На углу улицы был большой продовольственный магазин. Снимая «комфортабельную студию», Жюли пожертвовала шиком ради удобства и не переставала в этом раскаиваться, особенно в рыбные дни, капустные дни и дынные дни.

Судя по приходящей прислуге, мывшей посуду в кухне-ванной, было не более половины десятого, и Жюли снова задремала, не без ощущения вины, которое шло издалека — из детства, вышколенного беспристрастными и резкими ударами отцовского хлыста. В те времена за дверью, отворяющейся с неумолимостью рока в семь часов зимой, в шесть — летом, Леон и Жюли толкались босиком, молча борясь за то, чтобы первым побили другого… Получив своё, они совали горячие ноги в дырявые башмаки, не ропща вскакивали на своих пони и галопом догоняли графа де Карнейяна, под которым был то бретонский конёк с провислой спиной, то мешок костей, высокий, как церковь, то верховая корова — корова светлой, как он сам, масти, откормленная овсом, с глазами, полными огня, которая скакала через препятствия, задравши хвост, с болтающимся, как колокол, выменем. На ней он ездил, когда хотел показать, чего умеет добиться от всякого жвачного копытного, и привлечь к себе внимание на конских ярмарках и больших перигорских торгах.

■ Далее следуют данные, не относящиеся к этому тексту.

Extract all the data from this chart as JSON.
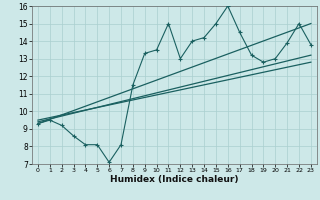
{
  "xlabel": "Humidex (Indice chaleur)",
  "ylabel": "",
  "xlim": [
    -0.5,
    23.5
  ],
  "ylim": [
    7,
    16
  ],
  "xticks": [
    0,
    1,
    2,
    3,
    4,
    5,
    6,
    7,
    8,
    9,
    10,
    11,
    12,
    13,
    14,
    15,
    16,
    17,
    18,
    19,
    20,
    21,
    22,
    23
  ],
  "yticks": [
    7,
    8,
    9,
    10,
    11,
    12,
    13,
    14,
    15,
    16
  ],
  "background_color": "#cde8e8",
  "grid_color": "#aacfcf",
  "line_color": "#1a6060",
  "main_x": [
    0,
    1,
    2,
    3,
    4,
    5,
    6,
    7,
    8,
    9,
    10,
    11,
    12,
    13,
    14,
    15,
    16,
    17,
    18,
    19,
    20,
    21,
    22,
    23
  ],
  "main_y": [
    9.3,
    9.5,
    9.2,
    8.6,
    8.1,
    8.1,
    7.1,
    8.1,
    11.5,
    13.3,
    13.5,
    15.0,
    13.0,
    14.0,
    14.2,
    15.0,
    16.0,
    14.5,
    13.2,
    12.8,
    13.0,
    13.9,
    15.0,
    13.8
  ],
  "trend1_x": [
    0,
    23
  ],
  "trend1_y": [
    9.3,
    15.0
  ],
  "trend2_x": [
    0,
    23
  ],
  "trend2_y": [
    9.4,
    13.2
  ],
  "trend3_x": [
    0,
    23
  ],
  "trend3_y": [
    9.5,
    12.8
  ]
}
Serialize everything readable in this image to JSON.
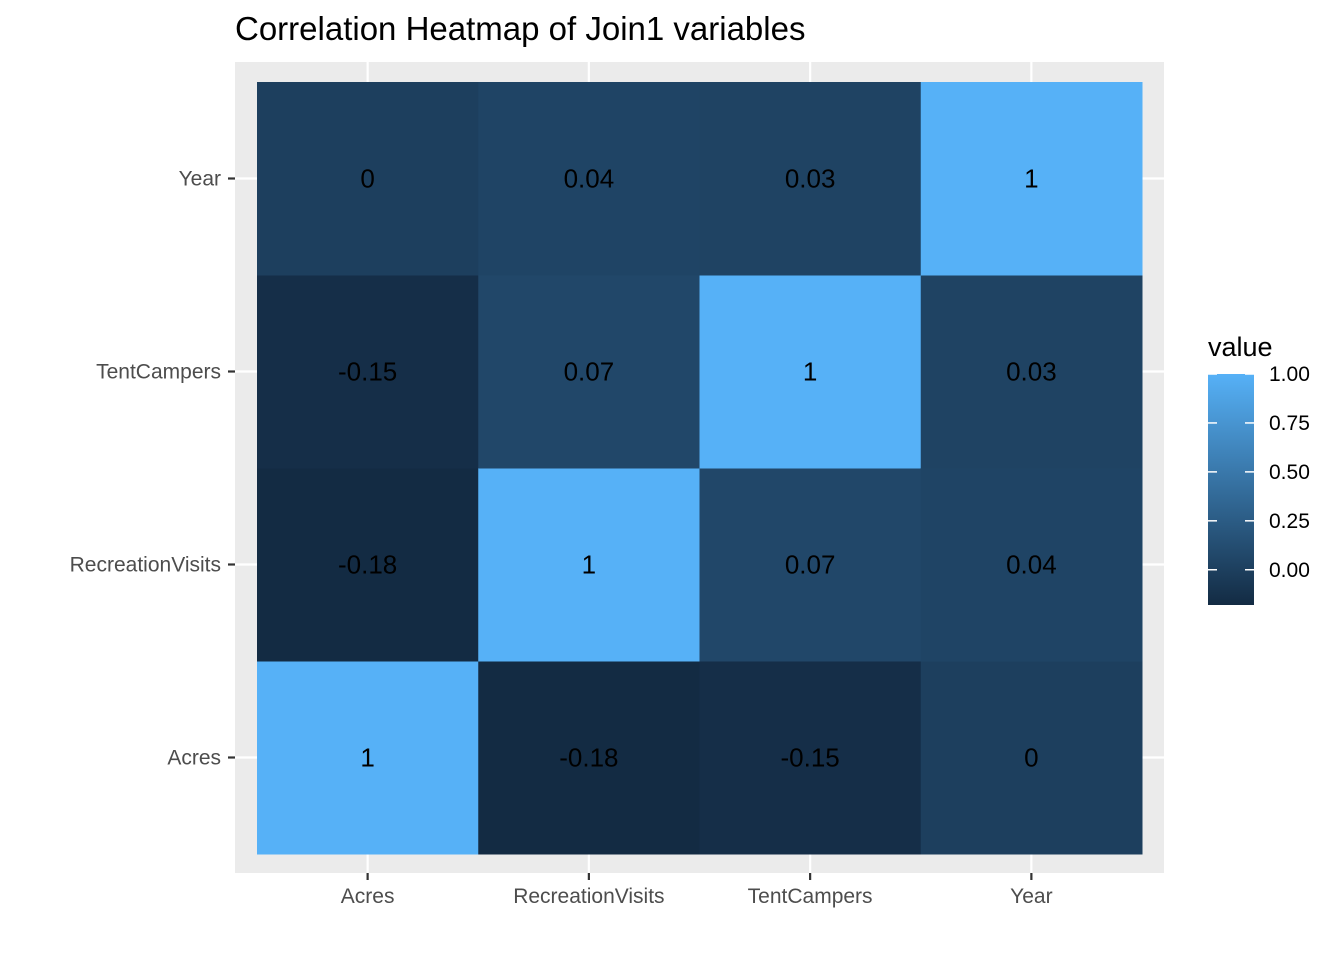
{
  "chart_data": {
    "type": "heatmap",
    "title": "Correlation Heatmap of Join1 variables",
    "xlabel": "",
    "ylabel": "",
    "x_categories": [
      "Acres",
      "RecreationVisits",
      "TentCampers",
      "Year"
    ],
    "y_categories": [
      "Acres",
      "RecreationVisits",
      "TentCampers",
      "Year"
    ],
    "matrix": [
      [
        1,
        -0.18,
        -0.15,
        0
      ],
      [
        -0.18,
        1,
        0.07,
        0.04
      ],
      [
        -0.15,
        0.07,
        1,
        0.03
      ],
      [
        0,
        0.04,
        0.03,
        1
      ]
    ],
    "legend": {
      "title": "value",
      "placement": "right",
      "ticks": [
        "1.00",
        "0.75",
        "0.50",
        "0.25",
        "0.00"
      ],
      "tick_values": [
        1,
        0.75,
        0.5,
        0.25,
        0
      ],
      "range": [
        -0.18,
        1
      ]
    },
    "colors": {
      "low": "#132B43",
      "high": "#56B1F7",
      "panel_bg": "#EBEBEB",
      "grid": "#FFFFFF"
    },
    "grid": true
  }
}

В такие дни он предоставлял лучшее, что было в его конюшне, Жюли и Леону. Так что, выехав из Карнейяна верхом, дети часто возвращались пешком, таща сёдла на себе, или в крестьянских повозках, после того как их подкупающая внешность помогала заключить сделку на месте. Какое-то время они оставались угрюмыми и замкнутыми, втайне оплакивая любимую лошадку. Но с возрастом им понравилось менять лошадей. И когда Жюли де Карнейян в семнадцать лет вышла замуж за богатого выходца из Голландии по имени Джулиус Беккер, она не особо огорчилась, поддерживаемая смутной мыслью: «Обменяю на следующей ярмарке».

Как другим снятся вызов в суд или экзамены, так ей часто снилось, что она скачет верхом. Госпожа Энселад, искушённая в толковании снов, говорила ей: «Это значит, что вам нужен любовник».